You wanna race?" asks Olympic sprinter Marion Jones in the first few seconds of Nike’s "Racing Marion." The :60 is the first in a series of spots created by Wieden & Kennedy, Portland, Ore., for Nike’s Air Cross Trainer II that begins a story on television and finishes it on the Web.
"Racing Marion" is shot from the perspective of a participant in the action, so essentially you are the person who is racing Marion. The spot opens on you looking at a magazine called Fast Women, with Jones’ face on the cover. You look up and see that Jones is standing right in front of you, preparing for a run. Noticing your stare, Jones mocks you by asking if you want to race. Apparently you do, because you begin running in relentless pursuit of the champion sprinter. Jones cruises through a Santa Monica neighborhood, blazing through backyards and people’s houses—while you huff and puff behind her, knocking over an old woman, fighting with dogs, borrowing someone’s bike and then falling off that bike. At one point, Jones is kind enough to offer you a drink from a garden hose before the race resumes. Finally, the chase leads to a boardwalk, where a carnival act juggler tosses chainsaws in the air. Unfortunately, you run right into him and as the chainsaw is about to do its damage, the moment is frozen and a white super reads: "Continued at whatever.nike. com."
Oh my gosh! But how will it end? The viewer now has to log on to discover his/her fate. A choice of seven endings offers gruesome titles such as "Decapitation," "Missing Arm" and "Boxing."
While it may sound gimmicky, there was a method to the agency’s madness. "Nike was excited by all the activities you could do in a cross-trainer, so we came up with a creative solution that was as innovative as the shoe itself," explained Wieden & Kennedy creative director Hal Curtis.
The agency decided to incorporate the Web as a way to appeal to tech-savvy teens, because "it was an interesting way to have them spend more time with a brand, rather than just a thirty-second spot," added Wieden & Kennedy creative director Bob Moore.
Swedish director Johan Renck, who is represented stateside by bicoastal Mars Media and overseas by Pettersson Ackerlund Renck (P.A.R.), Stockholm, was enlisted to shoot the point-of-view-style vignettes. "Johan had the technical ability to pull this off, and he invented a way of shooting that was really interesting," related Moore.
Renck constructed a backpack-like apparatus where a camera could sit on one of DP Henrik Halvarsson’s shoulders. The two-day shoot then consisted of having Halvarsson chase Jones all day long. "Usually commercials work under other circumstances: You put up your lights, you determine the shots you want to take, you rehearse them.

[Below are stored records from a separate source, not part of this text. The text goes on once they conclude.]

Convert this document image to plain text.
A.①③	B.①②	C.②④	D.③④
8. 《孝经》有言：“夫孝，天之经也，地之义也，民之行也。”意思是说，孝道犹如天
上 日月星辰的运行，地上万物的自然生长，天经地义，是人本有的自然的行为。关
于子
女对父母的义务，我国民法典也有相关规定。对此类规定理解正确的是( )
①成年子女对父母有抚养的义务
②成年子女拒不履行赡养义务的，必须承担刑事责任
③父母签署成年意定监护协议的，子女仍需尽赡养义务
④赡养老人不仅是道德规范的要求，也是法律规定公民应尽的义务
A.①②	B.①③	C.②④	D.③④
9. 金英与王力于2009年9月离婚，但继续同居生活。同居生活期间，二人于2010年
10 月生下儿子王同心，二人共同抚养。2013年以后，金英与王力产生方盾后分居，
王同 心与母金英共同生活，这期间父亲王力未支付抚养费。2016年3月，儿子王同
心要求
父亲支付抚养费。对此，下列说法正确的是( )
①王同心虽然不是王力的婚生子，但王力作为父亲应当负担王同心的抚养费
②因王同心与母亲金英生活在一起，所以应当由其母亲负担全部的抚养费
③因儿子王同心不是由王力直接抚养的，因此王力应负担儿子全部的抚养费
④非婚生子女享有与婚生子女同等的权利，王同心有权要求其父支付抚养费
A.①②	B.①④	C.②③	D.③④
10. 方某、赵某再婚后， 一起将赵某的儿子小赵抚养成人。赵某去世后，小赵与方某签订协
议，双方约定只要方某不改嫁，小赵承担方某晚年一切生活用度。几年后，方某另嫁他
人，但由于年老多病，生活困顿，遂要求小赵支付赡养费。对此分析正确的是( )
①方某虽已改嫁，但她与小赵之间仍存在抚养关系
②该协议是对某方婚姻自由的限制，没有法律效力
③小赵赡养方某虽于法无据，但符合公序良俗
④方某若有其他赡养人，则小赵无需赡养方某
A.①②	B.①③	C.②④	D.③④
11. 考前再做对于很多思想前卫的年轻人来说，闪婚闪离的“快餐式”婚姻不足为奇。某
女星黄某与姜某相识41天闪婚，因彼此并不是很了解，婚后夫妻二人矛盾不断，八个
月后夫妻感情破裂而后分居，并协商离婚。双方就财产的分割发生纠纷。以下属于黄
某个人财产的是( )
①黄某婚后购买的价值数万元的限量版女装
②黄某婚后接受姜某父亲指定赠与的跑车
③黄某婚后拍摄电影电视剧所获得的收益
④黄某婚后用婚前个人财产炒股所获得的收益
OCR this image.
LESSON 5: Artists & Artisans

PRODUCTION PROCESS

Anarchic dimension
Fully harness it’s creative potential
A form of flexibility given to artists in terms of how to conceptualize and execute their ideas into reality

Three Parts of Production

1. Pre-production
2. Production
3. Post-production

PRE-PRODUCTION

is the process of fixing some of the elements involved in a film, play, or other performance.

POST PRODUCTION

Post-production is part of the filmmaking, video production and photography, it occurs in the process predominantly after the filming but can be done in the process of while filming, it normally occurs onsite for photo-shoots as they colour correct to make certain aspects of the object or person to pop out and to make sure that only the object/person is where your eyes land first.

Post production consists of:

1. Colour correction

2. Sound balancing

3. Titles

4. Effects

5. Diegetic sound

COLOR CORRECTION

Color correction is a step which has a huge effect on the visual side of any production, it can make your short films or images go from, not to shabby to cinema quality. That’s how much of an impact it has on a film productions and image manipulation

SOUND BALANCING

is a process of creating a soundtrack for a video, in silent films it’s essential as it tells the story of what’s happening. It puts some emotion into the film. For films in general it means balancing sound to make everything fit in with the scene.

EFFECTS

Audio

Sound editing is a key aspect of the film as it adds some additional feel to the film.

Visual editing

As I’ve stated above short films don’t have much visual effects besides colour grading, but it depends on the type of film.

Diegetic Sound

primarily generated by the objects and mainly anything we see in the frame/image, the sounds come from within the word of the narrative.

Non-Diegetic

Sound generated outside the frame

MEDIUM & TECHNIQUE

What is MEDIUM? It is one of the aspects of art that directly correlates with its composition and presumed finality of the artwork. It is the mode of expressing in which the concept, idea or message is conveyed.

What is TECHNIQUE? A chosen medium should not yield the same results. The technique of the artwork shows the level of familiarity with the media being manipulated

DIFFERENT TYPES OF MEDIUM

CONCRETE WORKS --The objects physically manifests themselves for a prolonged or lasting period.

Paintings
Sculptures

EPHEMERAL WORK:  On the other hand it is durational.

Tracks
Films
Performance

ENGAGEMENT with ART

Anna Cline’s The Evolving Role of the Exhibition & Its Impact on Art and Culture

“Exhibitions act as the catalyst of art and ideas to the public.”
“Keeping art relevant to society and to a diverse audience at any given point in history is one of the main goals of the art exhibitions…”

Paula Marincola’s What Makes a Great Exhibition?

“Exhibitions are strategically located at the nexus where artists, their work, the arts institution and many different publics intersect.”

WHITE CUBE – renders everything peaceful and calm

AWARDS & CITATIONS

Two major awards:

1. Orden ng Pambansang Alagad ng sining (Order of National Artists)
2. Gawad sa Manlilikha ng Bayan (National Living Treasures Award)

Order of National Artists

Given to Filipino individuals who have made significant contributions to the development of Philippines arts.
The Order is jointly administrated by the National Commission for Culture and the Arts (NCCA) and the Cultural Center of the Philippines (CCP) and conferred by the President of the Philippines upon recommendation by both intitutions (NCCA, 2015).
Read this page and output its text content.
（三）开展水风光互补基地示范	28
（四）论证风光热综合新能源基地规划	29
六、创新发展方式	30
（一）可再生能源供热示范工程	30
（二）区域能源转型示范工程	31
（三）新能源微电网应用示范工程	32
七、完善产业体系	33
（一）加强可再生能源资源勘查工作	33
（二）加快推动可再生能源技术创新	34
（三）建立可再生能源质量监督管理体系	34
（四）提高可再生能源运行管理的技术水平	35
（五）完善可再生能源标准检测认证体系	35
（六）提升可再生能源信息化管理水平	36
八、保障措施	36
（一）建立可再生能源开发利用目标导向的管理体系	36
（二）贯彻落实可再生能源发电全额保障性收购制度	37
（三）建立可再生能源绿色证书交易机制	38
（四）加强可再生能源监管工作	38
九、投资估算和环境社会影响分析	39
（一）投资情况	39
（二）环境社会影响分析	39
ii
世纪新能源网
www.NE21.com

But this was like, strapping the camera to Henrik as soon as daylight broke and just going like mad until the sun went down on the horizon," said Renck.
Even during the off-season, Jones never seemed to tire but, according to Renck, Halvarsson took quite a beating during the shoot. "He fell, he had to get stitches—at one point we thought we were going to have to hospitalize him!" Renck related.
Because the endings were going to be broadcast over the Internet only, the agency had carte blanche to be as provocative as it wanted to be. In one scenario, you come to the horrifying realization that the chainsaw has lopped off one of your arms. Insistent on racing Jones, you simply pick the arm up, carry it with your good hand, and continue running. The most morbid ending renders you decapitated by the chainsaw so that your point of view is now rolling around at ground level. "It was fun because you don’t have the traditional constraints you have in broadcast with both content and time," said Curtis.
Wieden & Kennedy’s interactive division worked with Web design studio one9ine, New York, to post the footage onto the Web with Apple’s QuickTime streaming media technology. "Doing it this way was a lot of work, because it’s not like "Racing Marion" is just one spot. It’s seven different commercials, plus the :60 and :30, plus the online copy and coming up with the rollover prompts," Curtis explained.
Billed as being the first agency to create a spot that starts on TV and ends on the Internet has inspired interest and frustration among those who were gunning to set the same precedent. "We have e-mails from people in the business who are angry because we were the first ones to do it," mused Curtis.
Nike is set to air two more spots in the same format, featuring St. Louis Cardinals slugger Mark McGuire and snowboarding champ Rob Kingwill.